Jenny, I’m proud to remember, did not take offense. She drew closer to me. Her eyes, now open and deep and black, were fixed on mine. She felt—words can barely perform the task—liquid, smooth, warm, enveloping. Sentient and sensual. Oh, such a lovable self. A bolt of love and pleasure threatened to render me deaf. But my curiosity was so strong that I heard every word she said. Moments like these are what we’ll take to the edge of the grave. The kiss we exchanged before she spoke was tender and rapturous. Her lips, her tongue—miracles, however they were formed. I knew, even before I had my answer, that I would never leave her. So why should it matter what she was made of?

“You’re mine.” She said it as a matter of plain fact. She had uttered these words occasionally during our lovemaking and they had always pleased me. “And I belong to you. Everything else is froth.”

Because she paused, I disloyally wondered if these endearments, however sincere, were a form of evasion. But how dared I doubt her?

“I thought you already knew. I was formed in Düsseldorf in Greater France. So were my parents and the aunts you’re so nice to. But the cousin you met in the restaurant, the one you tried to beat at squash, he’s from Taiwan.”

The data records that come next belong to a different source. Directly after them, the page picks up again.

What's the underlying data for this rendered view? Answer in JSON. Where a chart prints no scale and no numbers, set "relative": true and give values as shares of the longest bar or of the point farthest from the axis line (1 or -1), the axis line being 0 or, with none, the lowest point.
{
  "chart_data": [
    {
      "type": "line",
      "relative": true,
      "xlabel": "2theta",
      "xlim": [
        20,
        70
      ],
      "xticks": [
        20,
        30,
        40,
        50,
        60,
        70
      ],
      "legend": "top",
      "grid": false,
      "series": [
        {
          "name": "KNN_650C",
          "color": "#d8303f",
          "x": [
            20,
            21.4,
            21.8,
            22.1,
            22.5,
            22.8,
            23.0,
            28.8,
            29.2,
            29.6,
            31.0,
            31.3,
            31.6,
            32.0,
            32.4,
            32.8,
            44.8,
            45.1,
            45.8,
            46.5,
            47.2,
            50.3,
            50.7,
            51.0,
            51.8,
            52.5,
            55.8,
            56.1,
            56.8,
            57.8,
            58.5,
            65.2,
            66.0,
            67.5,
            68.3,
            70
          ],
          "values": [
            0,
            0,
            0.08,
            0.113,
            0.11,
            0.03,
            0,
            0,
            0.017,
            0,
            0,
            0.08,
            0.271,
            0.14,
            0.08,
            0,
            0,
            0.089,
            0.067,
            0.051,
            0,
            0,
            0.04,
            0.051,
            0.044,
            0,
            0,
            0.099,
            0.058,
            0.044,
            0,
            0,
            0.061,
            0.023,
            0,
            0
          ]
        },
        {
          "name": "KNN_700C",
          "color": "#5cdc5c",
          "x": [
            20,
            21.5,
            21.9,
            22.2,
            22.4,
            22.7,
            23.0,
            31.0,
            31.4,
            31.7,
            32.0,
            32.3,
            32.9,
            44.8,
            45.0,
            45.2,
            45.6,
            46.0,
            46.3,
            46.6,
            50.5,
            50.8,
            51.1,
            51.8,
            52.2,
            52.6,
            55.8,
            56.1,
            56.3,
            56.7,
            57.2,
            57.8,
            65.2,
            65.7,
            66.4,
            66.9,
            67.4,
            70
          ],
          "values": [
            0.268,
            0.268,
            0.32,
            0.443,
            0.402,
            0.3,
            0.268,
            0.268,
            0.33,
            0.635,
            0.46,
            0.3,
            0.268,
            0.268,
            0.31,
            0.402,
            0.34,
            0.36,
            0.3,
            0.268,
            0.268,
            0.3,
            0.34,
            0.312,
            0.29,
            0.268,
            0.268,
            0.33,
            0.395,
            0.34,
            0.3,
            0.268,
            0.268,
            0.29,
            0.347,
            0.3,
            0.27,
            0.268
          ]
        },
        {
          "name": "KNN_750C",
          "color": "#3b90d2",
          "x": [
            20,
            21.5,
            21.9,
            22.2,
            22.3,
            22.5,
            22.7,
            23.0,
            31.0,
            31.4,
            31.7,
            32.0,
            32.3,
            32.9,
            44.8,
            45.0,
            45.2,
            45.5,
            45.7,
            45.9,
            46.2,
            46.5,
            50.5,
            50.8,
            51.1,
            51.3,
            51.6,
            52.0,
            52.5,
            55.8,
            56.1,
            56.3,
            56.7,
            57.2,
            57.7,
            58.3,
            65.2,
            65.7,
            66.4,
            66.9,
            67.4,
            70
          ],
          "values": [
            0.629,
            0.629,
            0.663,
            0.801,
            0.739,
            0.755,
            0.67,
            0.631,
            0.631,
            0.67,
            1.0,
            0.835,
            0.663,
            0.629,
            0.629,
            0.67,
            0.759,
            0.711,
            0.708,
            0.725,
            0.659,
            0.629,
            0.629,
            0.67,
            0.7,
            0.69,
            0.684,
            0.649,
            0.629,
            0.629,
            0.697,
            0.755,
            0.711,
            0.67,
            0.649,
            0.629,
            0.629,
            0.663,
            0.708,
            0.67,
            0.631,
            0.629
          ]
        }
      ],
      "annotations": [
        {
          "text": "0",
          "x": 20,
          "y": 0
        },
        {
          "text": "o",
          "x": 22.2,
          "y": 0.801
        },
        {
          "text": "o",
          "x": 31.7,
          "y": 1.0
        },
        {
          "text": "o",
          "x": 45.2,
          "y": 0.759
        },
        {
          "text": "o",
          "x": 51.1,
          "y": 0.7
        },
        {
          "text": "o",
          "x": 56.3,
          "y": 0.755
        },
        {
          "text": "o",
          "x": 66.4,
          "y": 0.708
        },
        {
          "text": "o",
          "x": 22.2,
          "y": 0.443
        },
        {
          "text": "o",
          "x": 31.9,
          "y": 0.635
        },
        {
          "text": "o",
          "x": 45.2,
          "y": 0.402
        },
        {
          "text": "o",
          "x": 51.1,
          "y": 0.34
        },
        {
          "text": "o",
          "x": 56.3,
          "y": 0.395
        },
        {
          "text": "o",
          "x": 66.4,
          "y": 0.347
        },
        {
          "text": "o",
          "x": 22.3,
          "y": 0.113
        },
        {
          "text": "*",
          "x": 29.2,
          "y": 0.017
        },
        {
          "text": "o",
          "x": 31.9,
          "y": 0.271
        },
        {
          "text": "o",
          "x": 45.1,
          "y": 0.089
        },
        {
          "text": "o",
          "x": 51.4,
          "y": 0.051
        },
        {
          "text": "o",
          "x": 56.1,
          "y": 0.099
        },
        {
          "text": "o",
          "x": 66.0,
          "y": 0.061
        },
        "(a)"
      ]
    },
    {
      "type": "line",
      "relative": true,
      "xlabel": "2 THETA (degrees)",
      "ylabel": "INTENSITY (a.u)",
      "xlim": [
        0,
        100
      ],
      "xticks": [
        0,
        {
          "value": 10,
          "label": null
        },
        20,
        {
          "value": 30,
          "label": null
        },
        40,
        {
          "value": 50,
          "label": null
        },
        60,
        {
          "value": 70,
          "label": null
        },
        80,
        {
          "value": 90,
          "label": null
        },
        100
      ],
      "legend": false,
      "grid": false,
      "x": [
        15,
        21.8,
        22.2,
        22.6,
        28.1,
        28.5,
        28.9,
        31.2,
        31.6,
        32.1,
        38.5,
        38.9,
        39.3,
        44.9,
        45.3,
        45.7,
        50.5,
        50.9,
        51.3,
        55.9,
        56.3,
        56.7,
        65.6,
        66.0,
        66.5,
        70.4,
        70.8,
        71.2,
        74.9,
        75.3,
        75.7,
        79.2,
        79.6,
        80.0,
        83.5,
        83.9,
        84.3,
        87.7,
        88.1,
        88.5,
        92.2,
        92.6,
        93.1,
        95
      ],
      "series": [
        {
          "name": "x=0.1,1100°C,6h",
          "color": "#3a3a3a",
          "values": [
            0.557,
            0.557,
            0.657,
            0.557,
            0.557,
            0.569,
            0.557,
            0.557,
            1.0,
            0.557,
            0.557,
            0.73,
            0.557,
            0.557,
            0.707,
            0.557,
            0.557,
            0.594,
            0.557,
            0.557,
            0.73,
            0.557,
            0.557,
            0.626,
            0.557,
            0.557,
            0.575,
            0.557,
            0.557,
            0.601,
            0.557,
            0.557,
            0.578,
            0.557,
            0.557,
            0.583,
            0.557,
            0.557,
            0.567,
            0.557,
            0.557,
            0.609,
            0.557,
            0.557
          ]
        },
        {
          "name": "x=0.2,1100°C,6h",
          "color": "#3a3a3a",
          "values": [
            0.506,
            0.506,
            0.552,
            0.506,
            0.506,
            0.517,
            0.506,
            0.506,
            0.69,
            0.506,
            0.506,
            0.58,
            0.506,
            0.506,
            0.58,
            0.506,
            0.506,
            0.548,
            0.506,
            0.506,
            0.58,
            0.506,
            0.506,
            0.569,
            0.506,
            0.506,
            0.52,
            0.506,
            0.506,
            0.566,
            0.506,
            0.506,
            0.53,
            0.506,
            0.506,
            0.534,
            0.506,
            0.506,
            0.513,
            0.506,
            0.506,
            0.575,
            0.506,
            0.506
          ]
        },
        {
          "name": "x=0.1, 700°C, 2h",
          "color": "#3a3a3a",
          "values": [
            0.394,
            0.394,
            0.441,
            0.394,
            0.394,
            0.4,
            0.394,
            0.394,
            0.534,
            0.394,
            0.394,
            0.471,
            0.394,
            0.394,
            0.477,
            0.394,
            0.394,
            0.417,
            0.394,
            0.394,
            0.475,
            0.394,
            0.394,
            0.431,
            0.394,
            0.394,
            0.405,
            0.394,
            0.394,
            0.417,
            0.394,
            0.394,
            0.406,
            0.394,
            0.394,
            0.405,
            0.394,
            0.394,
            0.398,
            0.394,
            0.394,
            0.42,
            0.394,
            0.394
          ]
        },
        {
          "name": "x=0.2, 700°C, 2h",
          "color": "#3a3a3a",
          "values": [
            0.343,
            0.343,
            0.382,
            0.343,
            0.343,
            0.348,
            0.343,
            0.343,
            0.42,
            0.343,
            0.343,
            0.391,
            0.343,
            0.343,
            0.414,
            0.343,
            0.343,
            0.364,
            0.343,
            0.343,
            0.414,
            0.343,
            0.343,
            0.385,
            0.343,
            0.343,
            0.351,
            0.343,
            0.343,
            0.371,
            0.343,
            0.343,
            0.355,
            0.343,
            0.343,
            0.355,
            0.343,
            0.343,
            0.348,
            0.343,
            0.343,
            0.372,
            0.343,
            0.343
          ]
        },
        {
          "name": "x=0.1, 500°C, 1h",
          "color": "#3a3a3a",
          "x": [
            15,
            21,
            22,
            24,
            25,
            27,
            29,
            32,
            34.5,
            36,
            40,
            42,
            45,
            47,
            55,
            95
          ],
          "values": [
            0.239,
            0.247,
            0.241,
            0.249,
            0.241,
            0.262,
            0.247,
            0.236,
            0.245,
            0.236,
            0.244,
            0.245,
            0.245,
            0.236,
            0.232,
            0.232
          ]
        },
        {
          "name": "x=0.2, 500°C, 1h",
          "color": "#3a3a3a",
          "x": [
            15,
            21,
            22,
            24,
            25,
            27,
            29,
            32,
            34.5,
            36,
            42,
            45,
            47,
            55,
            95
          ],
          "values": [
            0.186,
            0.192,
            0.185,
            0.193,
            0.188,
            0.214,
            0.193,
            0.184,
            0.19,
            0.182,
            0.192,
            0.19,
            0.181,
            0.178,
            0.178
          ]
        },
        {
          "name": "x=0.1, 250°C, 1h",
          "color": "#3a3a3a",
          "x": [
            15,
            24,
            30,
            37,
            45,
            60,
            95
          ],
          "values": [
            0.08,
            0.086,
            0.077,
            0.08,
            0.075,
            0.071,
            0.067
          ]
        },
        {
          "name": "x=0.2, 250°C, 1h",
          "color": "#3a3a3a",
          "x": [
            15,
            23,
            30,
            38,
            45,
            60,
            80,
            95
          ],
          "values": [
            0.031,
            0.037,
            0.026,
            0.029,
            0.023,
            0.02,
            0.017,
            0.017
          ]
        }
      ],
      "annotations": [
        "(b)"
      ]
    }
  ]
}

“Düsseldorf!” It was all I could manage, though the final syllable was no more than a swallowing sound, for I believed I was disappearing. Such mighty sensations belonged not to me but to the world of things, to the emptiness between things, to the essence of matter and space. Around those two entities there rose an obliterating tide of ecstasy. Such confirmation of her strange and beautiful otherness thrilled the world that included me to a vanishing point of oblivious singularity. Within seconds I had, in the colorful phrase of my shopping mall adolescence, “cartwheeled over the windmill.” Feebly clutching at my heart, I briefly fainted. How it shamed me to be such a selfish lover—and as I returned to the present moment I told her so. Of course, it was in her nature to forgive.

I was in love and there was no turning back. But now I knew for certain something about her that I would need to bear in mind. Her processing speeds ran at half the speed of light. She could think a million times faster than me. Tact and other considerations would oblige her not to show it. But if we were to live together, I would have to acknowledge that it would be tricky for me to win an argument or counter any decision she made. In the instant it might take me to shrug and look away from her to gather my thoughts, she could have rehearsed in private reflection most of what was known about human nature and the history of civilization.

So, there it is, this is how it was for me. My generation straddled one of the great clefts or rifts in that lengthening mountain range we routinely call the story of modernity. Believe me, if you have never apologized to a machine for posing the indelicate question, then you have no concept of the historical distance that I and my generation have traveled.